Now, finally, the LaRues have a permanent place to cook, in the former Mudsmith Coffee on Greenville Avenue.
Their 12-course tasting menu priced at $150 per person comes with the option of wine pairings ($115 to $225) or tea pairings ($45). The tea pairings will be especially interesting: options will be both iced and hot and are designed to pair with the food, just like wine. Dinner might start with chilled jasmine silver tip tea, zhuzzed up with a soda siphon that Casey LaRue says drinks a bit like Champagne.
Carte Blanche will also offer the option of a four-course dinner tasting for $75, for those who want a lower price point and/or less food.
The LaRues have made the choice to not serve beef in their restaurant, saying they were inspired to do so for environmental reasons. They also seem to like the challenge.

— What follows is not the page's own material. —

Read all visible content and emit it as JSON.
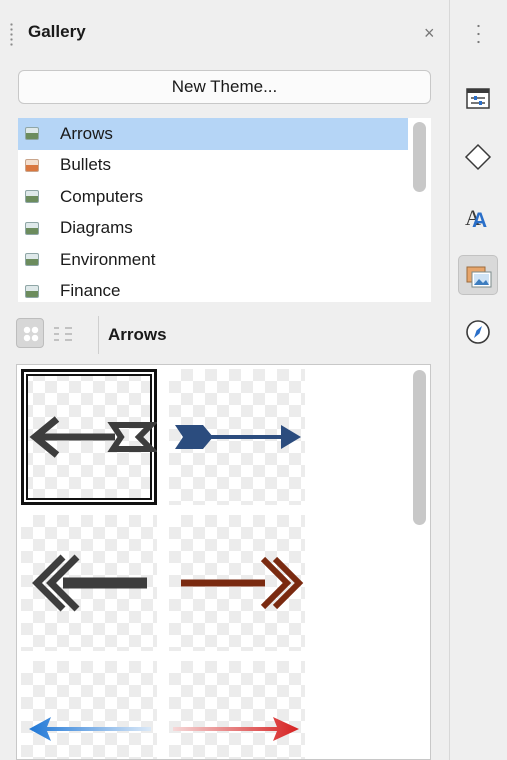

“Every other luxury restaurant does Wagyu, and we do not,” Casey LaRue says. “I think what’s more special is elk, antelope and boar.”
But first, breakfast
While Carte Blanche will be a high-end restaurant in the evenings, it’ll operate as a bakery in the morning where Amy LaRue’s doughnuts, breads and laminated pastries will be on display. Customers will be able to take home sourdough or focaccia, or stop in and grab a cheddar-jalapeño-boar danish and a cup of Eiland drip coffee.
Amy LaRue’s lemon-poppyseed cruller is a stunner, not too sweet and nicely airy inside. It’s one of about 25 pastries she’s planning for the bakery.
The shop won’t have an espresso machine. It will serve tea lattes, produced with similar care that was put into the tea tasting menu at dinnertime, Casey LaRue says.
They plan to change the menus whenever they want to. And they like it that way.
“This is the first time we’ve really had full control,” Casey LaRue says. “That’s why we called it Carte Blanche.”
Carte Blanche is at 2114 Greenville Ave., Dallas. Dinner service is expected to start on June 15, 2021; reservations are open now on Tock. The bakery is expected to open June 16, 2021.
The restaurant will be open for dinner Tuesday through Saturday starting at 5 p.m. Bakery hours are Wednesday through Sunday from 7 a.m. to noon.